As Catherine McGregor, Mitchell gives an utterly galvanizing performance. She reaches far beneath the physical persona to plummet the depths of psyche and desire. Forthright and honest, a trans woman who has arrived at the point of knowing thyself, cracking any trace of self pity or indulgence with a strident, impulsive laugh and a liberal layering of the F word, she makes us fascinated spectators. At times she addresses people in the front row, releasing tension but forever aware of the importance of her story and the person she plays upon the intimate Wharf Theatre stage.Though not perhaps as tall as Catherine McGregor, Mitchell gives a towering performance and is every bit the embodiment of the woman seen on television or read in print or spoken about in the programme.
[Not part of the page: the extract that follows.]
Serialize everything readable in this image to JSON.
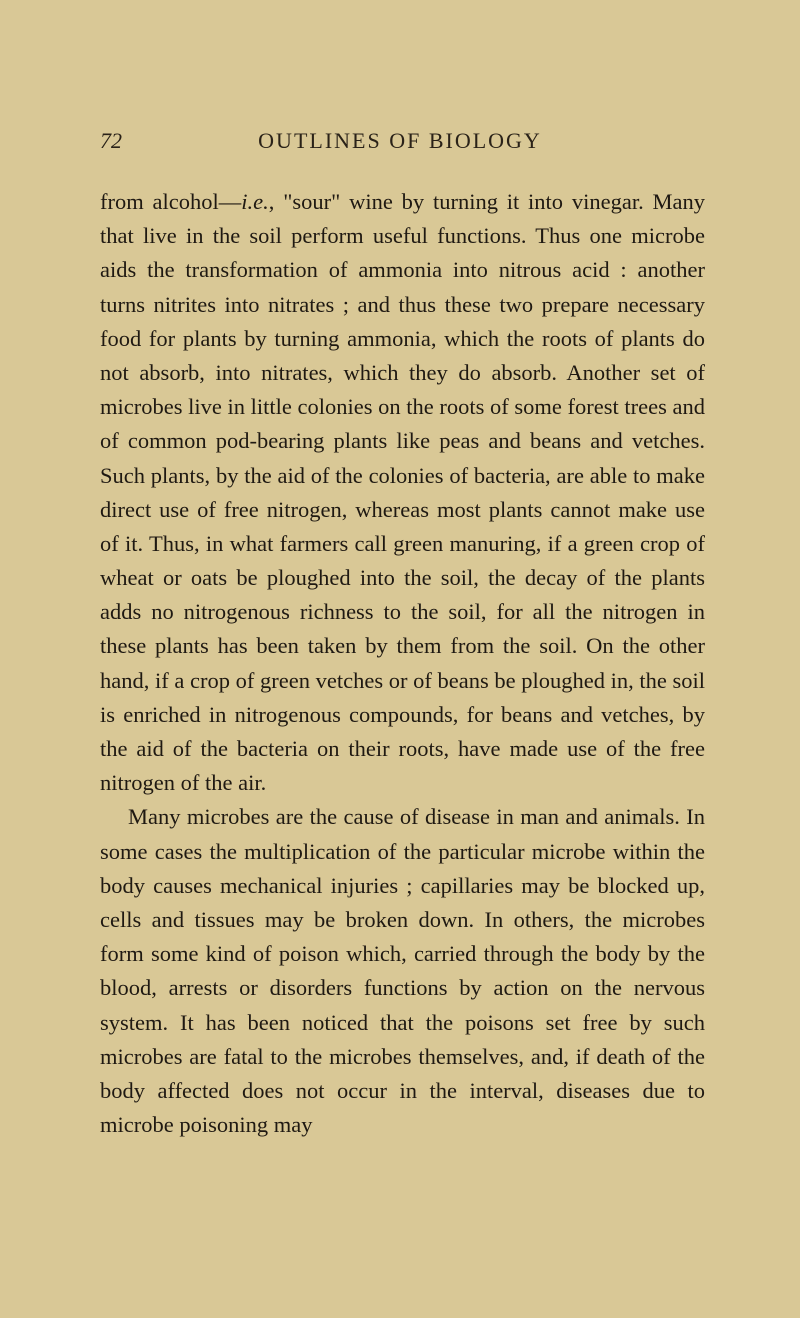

Still Point Turning is more than a play about Catherine McGregor. It is a lesson in humanity, a cry for compassion, a plea for understanding and a salute to difference. It is an assault on prejudice and a jolt to complacency. As Rahul was an inspiration to McGregor, McGregor is an inspiration to all those who struggle with identity, who are cast cruelly into the shadows of society and who deserve the right to stand in the light and be recognized for whom they are.

My hope is that Still Point Turning will come to Canberra next year, and from there to other parts of the nation. It is a play that must be seen by all. Funny and sad, powerful and profound,it shines a light through the darkness and we are the better for it.